A magnetic chip detector is an electronic instrument that attracts ferromagnetic particles (mostly iron chips). It is mainly used in aircraft engine oil and helicopter gearbox chip detection systems. Chip detectors can provide an early warning of an impending engine failure and thus greatly reduce the cost of an engine overhaul.

==History==
Some of the first commercially available chip detectors were developed by SAAB in the 1940s. While chip detectors had existed before then, they had only been used in testing due to false alarms. After first testing them on their Scandia airliners, AB Aerotransport began fitting all of their twin engine airplanes with a similar device in September 1950. Neither of these were magnetic, however.

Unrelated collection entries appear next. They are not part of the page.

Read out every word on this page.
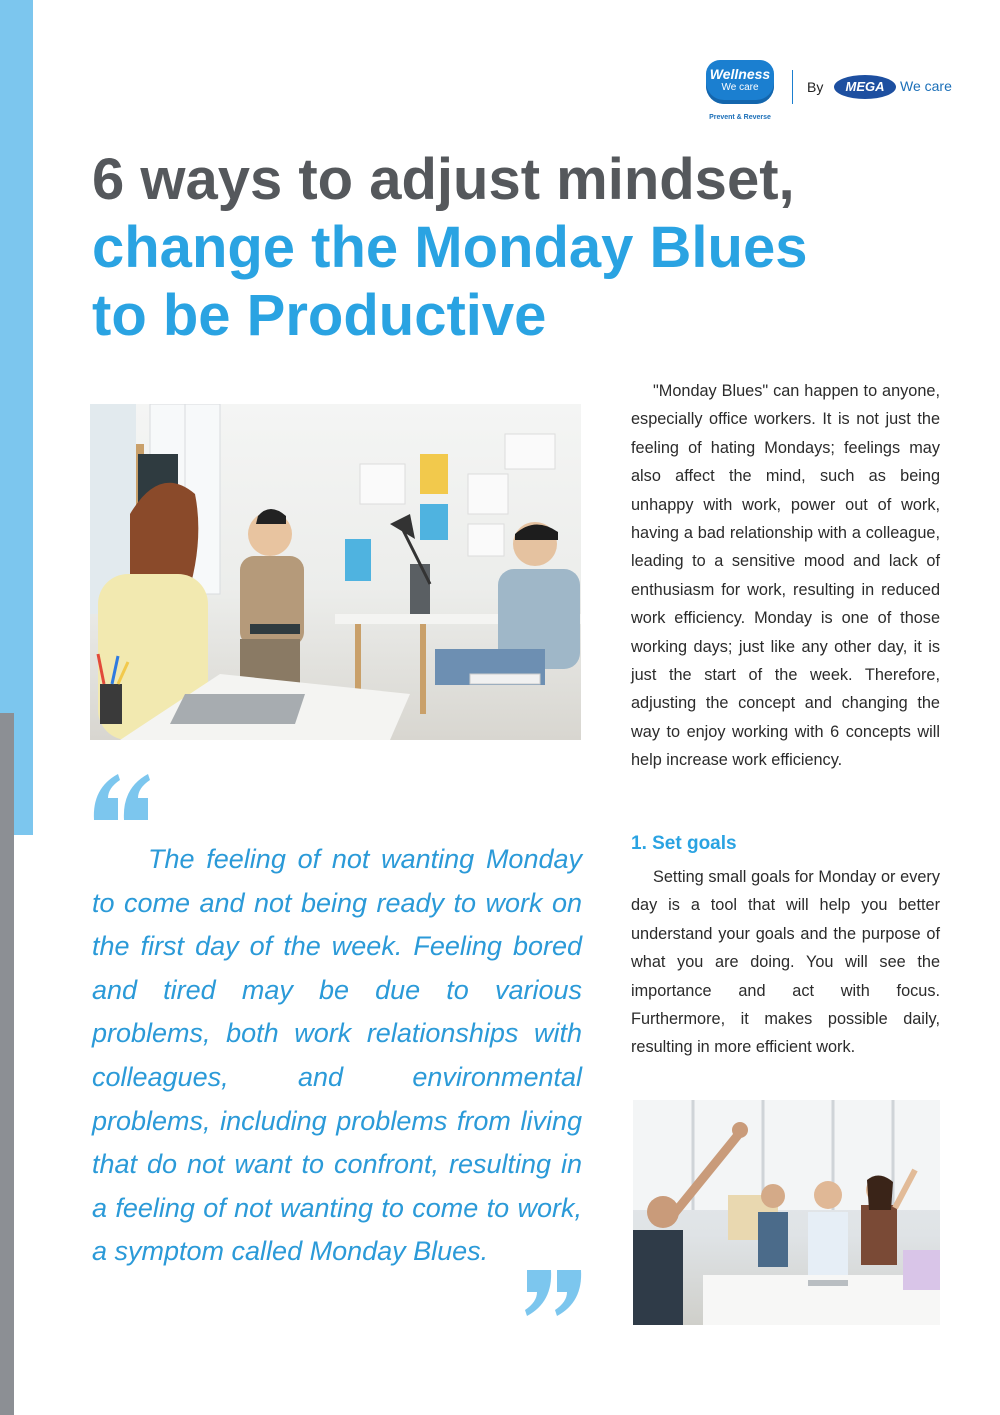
Wellness
We care
Prevent & Reverse
By	MEGA	We care
6 ways to adjust mindset,
change the Monday Blues
to be Productive

The feeling of not wanting Monday to come and not being ready to work on the first day of the week. Feeling bored and tired may be due to various problems, both work relationships with colleagues, and environmental problems, including problems from living that do not want to confront, resulting in a feeling of not wanting to come to work, a symptom called Monday Blues.

"Monday Blues" can happen to anyone, especially office workers. It is not just the feeling of hating Mondays; feelings may also affect the mind, such as being unhappy with work, power out of work, having a bad relationship with a colleague, leading to a sensitive mood and lack of enthusiasm for work, resulting in reduced work efficiency. Monday is one of those working days; just like any other day, it is just the start of the week. Therefore, adjusting the concept and changing the way to enjoy working with 6 concepts will help increase work efficiency.

1. Set goals

Setting small goals for Monday or every day is a tool that will help you better understand your goals and the purpose of what you are doing. You will see the importance and act with focus. Furthermore, it makes possible daily, resulting in more efficient work.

By the late 1950s, magnetic chip detectors had begun replacing magnetic plugs in military aircraft. A chip detector was installed on the King Air 200 in the early 1970s. By 1984, they had been installed in helicopters for at least a decade.

==Operation==
Chip Detectors consist of small plugs which can be installed in an engine oil filter, oil sump or aircraft drivetrain gear boxes. Over a period of time, engine wear and tear causes small metal chips to break loose from engine parts and circulate in the engine oil.

The detector houses magnets incorporated into an electric circuit. Magnetic lines of force attract ferrous particles. Collection of these particles continues until the insulated air gap between the magnets (two magnet configuration) or between the magnet and housing (one magnet configuration) is bridged, effectively closing the circuit. The result is an electronic signal for remote indication. Thus, a warning light on the instrument panel illuminates, indicating the presence of metal chips.

Chip detectors may be positioned in the application with a self-closing valve/adapter through either a bayonet or threaded interface. As the chip detector is disengaged from the valve, the valve closes minimizing any fluid loss from the system.

The chip detectors used on aircraft are inspected in every 'A check' and higher. They may also be specified intervals such as every 30–40 hours for an engine unit and 100 hours for an APU unit.